Size Standard Peak Detection #2

Open drgirasol opened 8 years ago

drgirasol commented 8 years ago

When there is a very strong peak among the size standard peaks, caused by off-scale error, the used method for peak detection is not able to detect all standard fragments. Neither the "minimum threshold" nor the "ignore peaks below x" seem to be able to cope with this problem. Solution: a) change the peak detection algorithm to ignore outliers or b) change the peak detection to use a threshold instead of a minimum threshold or c) adapt the detection algorithm to only consider peaks above the "ignore" threshold

ufcyg commented 8 years ago

peak detecting alorithm reworked aka "adjusting threshold bug"

The "ignore approx x bp" is not affecting the detection algorithm in any way. The minimum threshold will be only used if the calculated "maximum peaks of the lower ones" is below 300 RFU. Previous Version of peakAdaptM first scanned the data for peaks at a minimum threshold of 150 RFU, after this first detection some variables (maximum dist between peaks, peak prominence and threshold) will be adjusted and then the highest peak was removed if it was "far enough" away from the median of the other peaks.
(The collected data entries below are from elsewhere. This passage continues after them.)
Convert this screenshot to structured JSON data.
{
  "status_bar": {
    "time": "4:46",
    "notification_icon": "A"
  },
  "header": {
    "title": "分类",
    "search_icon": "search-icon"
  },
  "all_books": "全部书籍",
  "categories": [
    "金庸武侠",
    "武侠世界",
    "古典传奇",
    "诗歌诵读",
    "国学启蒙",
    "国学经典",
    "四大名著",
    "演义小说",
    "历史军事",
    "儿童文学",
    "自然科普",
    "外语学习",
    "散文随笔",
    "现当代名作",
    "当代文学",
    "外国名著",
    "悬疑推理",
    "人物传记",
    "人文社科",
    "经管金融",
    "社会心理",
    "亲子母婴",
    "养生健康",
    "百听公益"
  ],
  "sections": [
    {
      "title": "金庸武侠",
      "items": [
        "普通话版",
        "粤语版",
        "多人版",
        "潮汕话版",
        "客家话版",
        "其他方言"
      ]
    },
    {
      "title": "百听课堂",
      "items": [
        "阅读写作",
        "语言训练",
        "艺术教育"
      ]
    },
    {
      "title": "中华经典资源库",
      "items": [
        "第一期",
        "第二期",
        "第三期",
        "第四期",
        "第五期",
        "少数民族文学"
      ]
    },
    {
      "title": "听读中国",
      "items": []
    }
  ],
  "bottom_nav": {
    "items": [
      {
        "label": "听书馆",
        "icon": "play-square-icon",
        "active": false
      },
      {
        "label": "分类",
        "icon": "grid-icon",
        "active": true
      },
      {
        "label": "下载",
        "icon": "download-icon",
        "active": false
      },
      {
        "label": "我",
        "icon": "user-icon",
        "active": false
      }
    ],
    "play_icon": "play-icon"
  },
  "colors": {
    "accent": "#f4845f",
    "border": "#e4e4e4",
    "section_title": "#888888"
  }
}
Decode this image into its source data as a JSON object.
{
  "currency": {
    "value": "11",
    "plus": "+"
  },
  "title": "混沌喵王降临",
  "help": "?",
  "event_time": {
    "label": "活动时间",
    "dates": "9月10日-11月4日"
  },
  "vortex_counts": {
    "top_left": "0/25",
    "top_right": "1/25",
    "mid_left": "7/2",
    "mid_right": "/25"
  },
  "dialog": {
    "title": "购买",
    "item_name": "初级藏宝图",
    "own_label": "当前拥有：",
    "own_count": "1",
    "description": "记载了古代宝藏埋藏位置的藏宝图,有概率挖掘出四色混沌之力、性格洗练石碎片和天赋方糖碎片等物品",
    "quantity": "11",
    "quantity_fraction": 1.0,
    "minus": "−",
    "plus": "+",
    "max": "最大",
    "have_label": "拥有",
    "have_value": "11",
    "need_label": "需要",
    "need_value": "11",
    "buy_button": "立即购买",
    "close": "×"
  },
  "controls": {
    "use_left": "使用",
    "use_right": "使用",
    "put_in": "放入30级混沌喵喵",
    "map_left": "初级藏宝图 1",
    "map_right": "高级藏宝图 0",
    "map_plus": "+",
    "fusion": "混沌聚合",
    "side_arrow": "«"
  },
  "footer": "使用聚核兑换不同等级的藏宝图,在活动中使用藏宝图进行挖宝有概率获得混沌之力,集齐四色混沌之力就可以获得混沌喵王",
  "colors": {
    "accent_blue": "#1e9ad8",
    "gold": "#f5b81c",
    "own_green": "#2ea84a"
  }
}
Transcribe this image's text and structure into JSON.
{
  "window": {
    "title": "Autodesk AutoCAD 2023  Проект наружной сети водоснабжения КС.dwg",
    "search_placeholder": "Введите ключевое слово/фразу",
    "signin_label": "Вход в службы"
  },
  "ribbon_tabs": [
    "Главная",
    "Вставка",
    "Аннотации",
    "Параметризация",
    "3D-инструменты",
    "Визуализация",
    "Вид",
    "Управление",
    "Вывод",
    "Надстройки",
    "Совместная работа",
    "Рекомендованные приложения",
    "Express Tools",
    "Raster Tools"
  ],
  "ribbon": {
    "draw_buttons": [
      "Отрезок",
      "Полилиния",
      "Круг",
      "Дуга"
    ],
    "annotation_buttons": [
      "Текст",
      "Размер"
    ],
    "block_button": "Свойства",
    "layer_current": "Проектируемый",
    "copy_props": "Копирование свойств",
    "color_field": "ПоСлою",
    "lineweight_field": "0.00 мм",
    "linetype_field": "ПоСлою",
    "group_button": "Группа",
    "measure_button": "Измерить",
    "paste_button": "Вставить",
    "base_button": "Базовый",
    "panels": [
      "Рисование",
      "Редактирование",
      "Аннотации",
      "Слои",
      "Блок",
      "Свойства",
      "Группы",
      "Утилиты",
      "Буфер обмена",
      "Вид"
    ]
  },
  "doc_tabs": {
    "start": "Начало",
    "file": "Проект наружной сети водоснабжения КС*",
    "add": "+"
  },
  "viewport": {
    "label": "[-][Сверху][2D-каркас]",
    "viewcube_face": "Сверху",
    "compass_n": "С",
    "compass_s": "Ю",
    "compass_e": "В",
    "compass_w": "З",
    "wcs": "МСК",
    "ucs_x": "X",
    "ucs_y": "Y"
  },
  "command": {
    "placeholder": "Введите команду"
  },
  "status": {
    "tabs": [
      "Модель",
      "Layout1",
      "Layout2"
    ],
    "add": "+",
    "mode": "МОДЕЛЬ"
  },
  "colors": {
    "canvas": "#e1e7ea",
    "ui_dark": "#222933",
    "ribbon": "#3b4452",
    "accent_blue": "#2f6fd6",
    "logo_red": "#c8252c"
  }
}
Main problem of the new data was the, in comparsion to the other peaks, massive false signal. This caused the algorithm for adapting threshold to use a much to high adjusted threshold as intended.

This approach "from the borders to the middle" is replaced by a new version after the first scan the percentual difference between the median of all found peak heights, and the mean of all found peaks except the biggest. If the difference is higher than 2.5% the biggest peaks will be removed till the difference is smaller than 2.5%.

In the next step the threshold will be adjusted as in the previous version.

Again a peak detection is done with adjusted variables. If there are less or equal peaks according to the ladder file, the threshold will be adjusted 10 RFU lower and another peak detection occures. When there are enough peaks, the difference between median is calculated and bigger peaks removed till the difference is below 2.5% again. If no peaks are removed this way the lowest peak will be removed, because the threshold adjustment is done till there is a minimum of one more peak than preset by the ladder file.

Furthermore affected files by this change: FSAnalyzerGUIv3.mat FSAdebug.mat callplotM.mat calcpeakqual.mat

drgirasol commented 8 years ago

How did you determine the 2.5 %? Did you evaluate good size marker FSAs for that?

If you tested the new implementation please create a pull request for it.

drgirasol commented 8 years ago

It would be nice to have a wiki entry for the peak detection. It should include the steps as described here as well as the names of the matlab functions (linked to documentation) that are used. I already adapted your description in the Wiki. But there are still some open questions...

ufcyg commented 8 years ago

a range of 1.2 % to 1.8 % difference has been on every tested file (around 100) when all false high peaks have been removed; in contrast to around 20-60% when all peaks are considered i tried a setup with 5% preset before, but this led to less satisfying results by not removing false high peaks in several samples, while 2% and lower tend to falsely remove high, but real peaks.

at the end of the day i want to remind that this preanalysis is a way of making work easier with this less amount of data it is not possible to create a learning algorithm and thatfor there is no way to replace a human being checking the data before an analysis is started.